Moisture Transport in PA6

Sammanfattning: Polyamide 6 (PA6) is known to absorb water from its environment due to its chemical structure. The water absorption leads to changes in the mechanical properties as well as an increase in volume (swelling) of the polyamide. In this work, the sorption and diffusion of water vapor are investigated through gravimetric experiments and numerical simulations. The mixture theory framework is adopted to derive a triphasic model consisting of dry solid, gas, and bound water. In this model, PA6 is considered as a porous media where water vapor diffusion is allowed in the free void spaces. Sorption is assumed to occur at small surfaces within the polymer membrane via adsorption and desorption. Governing equations are derived from mass conservation for the bound water and the water vapor as well as the energy conservation for the entire mixture. Moreover, the dissipation inequality has been exploited to account for the second law of thermodynamics.
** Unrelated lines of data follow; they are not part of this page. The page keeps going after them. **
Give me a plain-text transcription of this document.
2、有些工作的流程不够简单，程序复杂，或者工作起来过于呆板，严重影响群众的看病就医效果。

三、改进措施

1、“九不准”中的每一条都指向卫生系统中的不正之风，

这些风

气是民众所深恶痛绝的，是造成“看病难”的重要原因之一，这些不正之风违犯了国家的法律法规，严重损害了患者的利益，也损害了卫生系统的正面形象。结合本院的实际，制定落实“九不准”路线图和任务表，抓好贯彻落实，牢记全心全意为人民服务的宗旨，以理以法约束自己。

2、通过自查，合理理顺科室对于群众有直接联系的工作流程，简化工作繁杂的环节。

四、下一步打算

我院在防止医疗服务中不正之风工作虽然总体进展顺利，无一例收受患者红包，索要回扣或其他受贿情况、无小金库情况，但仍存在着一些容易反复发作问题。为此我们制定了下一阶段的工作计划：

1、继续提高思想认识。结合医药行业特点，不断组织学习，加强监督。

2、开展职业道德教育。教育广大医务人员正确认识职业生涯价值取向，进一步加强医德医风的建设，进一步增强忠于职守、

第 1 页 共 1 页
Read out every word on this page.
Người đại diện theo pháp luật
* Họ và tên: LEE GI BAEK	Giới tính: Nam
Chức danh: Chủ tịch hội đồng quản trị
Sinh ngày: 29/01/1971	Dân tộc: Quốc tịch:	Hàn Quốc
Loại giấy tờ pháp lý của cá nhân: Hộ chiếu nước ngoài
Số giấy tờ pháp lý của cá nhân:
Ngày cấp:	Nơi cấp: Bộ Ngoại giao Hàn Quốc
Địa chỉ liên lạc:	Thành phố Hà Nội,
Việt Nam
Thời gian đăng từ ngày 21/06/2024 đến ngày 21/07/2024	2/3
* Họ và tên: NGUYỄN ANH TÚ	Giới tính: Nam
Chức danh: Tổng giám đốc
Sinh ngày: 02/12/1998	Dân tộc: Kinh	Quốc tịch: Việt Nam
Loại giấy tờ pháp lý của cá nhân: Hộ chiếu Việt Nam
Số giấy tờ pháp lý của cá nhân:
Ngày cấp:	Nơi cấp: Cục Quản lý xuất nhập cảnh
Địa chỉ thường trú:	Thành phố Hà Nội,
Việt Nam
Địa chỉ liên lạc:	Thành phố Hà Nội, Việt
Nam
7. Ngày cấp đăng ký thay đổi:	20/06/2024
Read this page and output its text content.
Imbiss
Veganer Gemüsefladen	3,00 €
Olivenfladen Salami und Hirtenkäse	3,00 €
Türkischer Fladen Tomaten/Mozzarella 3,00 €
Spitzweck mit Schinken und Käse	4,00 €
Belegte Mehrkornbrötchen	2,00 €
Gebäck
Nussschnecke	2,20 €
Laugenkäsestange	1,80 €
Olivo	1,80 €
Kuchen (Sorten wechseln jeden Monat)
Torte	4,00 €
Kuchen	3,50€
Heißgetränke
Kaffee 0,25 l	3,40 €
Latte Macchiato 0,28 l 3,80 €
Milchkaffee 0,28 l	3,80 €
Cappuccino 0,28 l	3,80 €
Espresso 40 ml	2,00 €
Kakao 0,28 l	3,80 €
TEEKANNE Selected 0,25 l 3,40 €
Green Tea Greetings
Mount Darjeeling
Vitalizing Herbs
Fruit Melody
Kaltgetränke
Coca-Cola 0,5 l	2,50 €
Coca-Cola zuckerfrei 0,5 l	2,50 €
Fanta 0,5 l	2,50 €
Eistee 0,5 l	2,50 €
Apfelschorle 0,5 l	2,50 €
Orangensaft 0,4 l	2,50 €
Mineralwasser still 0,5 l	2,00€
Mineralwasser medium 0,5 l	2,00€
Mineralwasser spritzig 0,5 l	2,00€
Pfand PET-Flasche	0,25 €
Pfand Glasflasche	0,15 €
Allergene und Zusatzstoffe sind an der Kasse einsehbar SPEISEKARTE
Mass exchange is allowed between the bound water and the water vapor to describe the adsorption and the desorption. The sorption isotherm and sorption kinetics are calibrated from the gravimetric measurements and the water vapor diffusion is fitted by simulating these tests. The derived model is used to simulate the ISO 62 and ISO 1110 used by IKEA to dry and condition PA6. Based on the simulations, it was found that an efficient model has been developed in order to determine moisture evolution when a specimen is exposed to various ambient climates. A key factor affecting the time it takes for a specimen to reach moisture equilibrium is the water vapor diffusivity.